Are humans better than AI at detecting deepfakes? It’s complicated.

In one study, the leading algorithm identified deepfakes with just 65% accuracy. In another, humans seem to perform better... sometimes.

sample of AI-generated faces from

Within the past decade, image-altering technology has thrust us into the unnerving world of deepfakes. The forged videos, named after a Redditor called ‘deepfake’ who popularized the practice, use machine learning tools to create startlingly convincing face-swap videos. Gone are the days when advanced forgery was limited to big movies with huge CGI budgets: now, anyone with a working knowledge of neural networks and a consumer-grade GPU can take part.

Some deepfakes are relatively harmless, such as Donald Trump’s face plastered onto Kevin’s character in The Office, an alternate Game of Thrones ending, or the very inexplicable “Dr. Phil but everyone is Dr. Phil.” But others are ethical catastrophes that amount to financial fraud, national security threats, fake celebrity porn, and more.

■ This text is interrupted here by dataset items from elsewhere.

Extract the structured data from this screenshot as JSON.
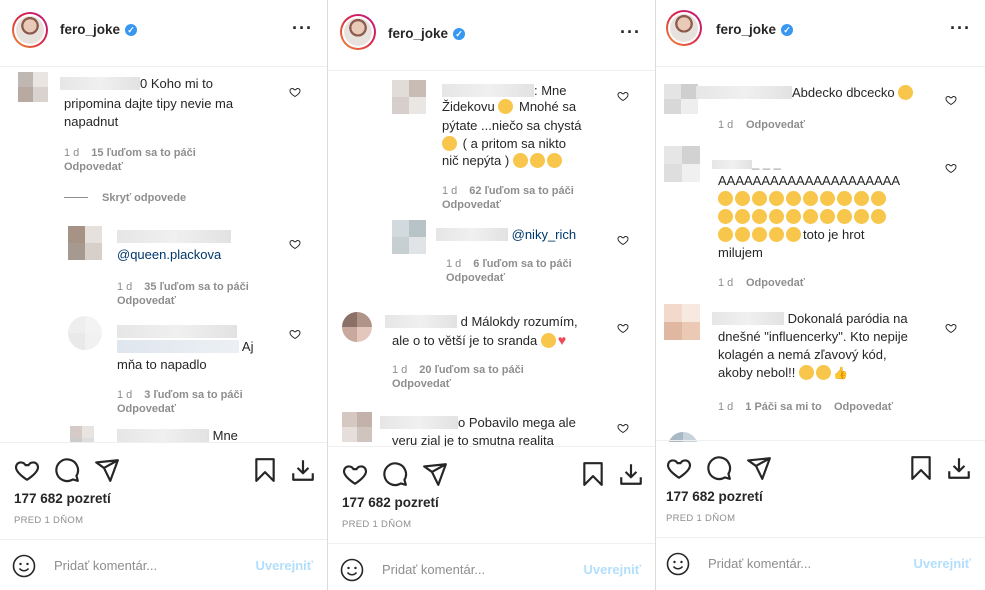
{
  "username": "fero_joke",
  "views": "177 682 pozretí",
  "time_ago": "PRED 1 DŇOM",
  "add_comment_placeholder": "Pridať komentár...",
  "post_label": "Uverejniť",
  "icons": [
    "heart-icon",
    "comment-icon",
    "share-icon",
    "bookmark-icon",
    "download-icon",
    "smile-icon",
    "verified-icon",
    "more-icon"
  ],
  "colors": {
    "verified": "#3897f0",
    "meta": "#8e8e8e",
    "post_disabled": "#b2dffc",
    "mention": "#00376b",
    "red_heart": "#ed4956"
  },
  "panels": [
    {
      "comments": [
        {
          "text_a": "0 Koho mi to",
          "text_b": "pripomina dajte tipy nevie ma",
          "text_c": "napadnut",
          "age": "1 d",
          "likes": "15 ľuďom sa to páči",
          "reply": "Odpovedať"
        },
        {
          "hide_replies": "Skryť odpovede"
        },
        {
          "mention": "@queen.plackova",
          "age": "1 d",
          "likes": "35 ľuďom sa to páči",
          "reply": "Odpovedať"
        },
        {
          "text_a": "Aj",
          "text_b": "mňa to napadlo",
          "age": "1 d",
          "likes": "3 ľuďom sa to páči",
          "reply": "Odpovedať"
        },
        {
          "text_a": "Mne"
        }
      ]
    },
    {
      "comments": [
        {
          "text_a": ": Mne",
          "text_b": "Židekovu",
          "text_b2": "Mnohé sa",
          "text_c": "pýtate ...niečo sa chystá",
          "text_d": "( a pritom sa nikto",
          "text_e": "nič nepýta )",
          "age": "1 d",
          "likes": "62 ľuďom sa to páči",
          "reply": "Odpovedať"
        },
        {
          "mention": "@niky_rich",
          "age": "1 d",
          "likes": "6 ľuďom sa to páči",
          "reply": "Odpovedať"
        },
        {
          "text_a": "d Málokdy rozumím,",
          "text_b": "ale o to větší je to sranda",
          "age": "1 d",
          "likes": "20 ľuďom sa to páči",
          "reply": "Odpovedať"
        },
        {
          "text_a": "o Pobavilo mega ale",
          "text_b": "veru zial je to smutna realita"
        }
      ]
    },
    {
      "comments": [
        {
          "text_a": "Abdecko dbcecko",
          "age": "1 d",
          "reply": "Odpovedať"
        },
        {
          "text_a": "_ _ _",
          "text_b": "AAAAAAAAAAAAAAAAAAAAA",
          "text_c": "toto je hrot",
          "text_d": "milujem",
          "age": "1 d",
          "reply": "Odpovedať"
        },
        {
          "text_a": "Dokonalá paródia na",
          "text_b": "dnešné \"influencerky\". Kto nepije",
          "text_c": "kolagén a nemá zľavový kód,",
          "text_d": "akoby nebol!!",
          "age": "1 d",
          "likes": "1 Páči sa mi to",
          "reply": "Odpovedať"
        }
      ]
    }
  ]
}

While industry and governments have put forth efforts to limit deepfake use, bans are almost impossible to enforce because, at this time, no one can accurately say whether a video is real or not. The best deepfakes leave no pixelated evidence of a messy edit; their artificiality is virtually undetectable.

Algorithmic detection — Tech companies, ill-equipped to judge the veracity of videos, need a detection system desperately. So in 2019, some of them teamed up to present their challenge to the world. The competition was called the Deepfake Detection Challenge, an attempt “to spur researchers around the world to build innovative new technologies that can help detect deepfakes and manipulated media."

The Deepfake Detection Challenge released a massive public dataset of 100,000 total clips and sent participants off to the races. After entries by 2114 teams, Belarusian engineer Selim Seferbekov claimed the first prize of $500,000 for his winning model which was 82.56 percent accurate on the public dataset and, when presented with brand new videos, achieved an accuracy of 65.18 percent.

How do humans stack up? The algorithmic detection system’s accuracy score is about the equivalent of a “D” grade in school: certainly not perfect. But what if computers aren’t the sole answer?

“There was all sorts of panic about deepfakes, and we wondered, maybe people are actually decent at detecting digital manipulations,” said Matt Groh, an MIT Ph.D. student who is one of the authors of a recent paper in the Proceedings of the National Academy of Sciences. While his previous research has harnessed AI neural networks for tasks like dermatologist-level classification, he wanted to tap into the facial recognition skills of humans, rather than AI, to see how we stacked up.

“The fascinating thing about deepfake manipulation compared to other forms of manipulation is that it involves faces. And humans — even babies — tend to be really good at identifying faces,” he told me over the phone.

So he and other researchers put together a series of media snippets for humans on the internet to judge. Try it out for yourself!

The findings — The research found that people are better than AI — but still not very good — at telling deepfakes from genuine videos. When 882 participants were shown side-by-side videos (one real, one deepfake), 82 percent outperformed the winning AI model. Way to go humans! Interestingly, the research participants’ scores didn’t improve with more practice or more time spent.

In a more challenging task, participants viewed a single video and guessed whether it was a deepfake or not, moving a slider to report their response ranging from “100% confidence this is NOT a DeepFake” to “100% confidence this is a DeepFake.” Here, the results were different. Only some people, between 13 percent and 37 percent, performed better than the leading AI model.

Human-AI collaboration — Humans and AI both got a lot of the questions wrong, but each struggled with different aspects of deepfakes. The humble Homo sapien struggled with dark or blurry settings, but unlike the AI, we navigated unfamiliar angles or zoom like pros. People could think critically about context clues (would Kim Jong-un really say that?) but couldn’t match the computer’s skills in detecting visual clues like geometric shadows, reflections, and perspective.

What’s the takeaway? Groh sees this research as support for content moderation systems that include people rather than exclude people. While deepfake detection is still in early stages, the best identification takes place when humans are in the loop. “Algorithms are cheap and convenient when they work, but they’re prone to unexpected errors that humans would not have. The path forward is human-AI collaboration.”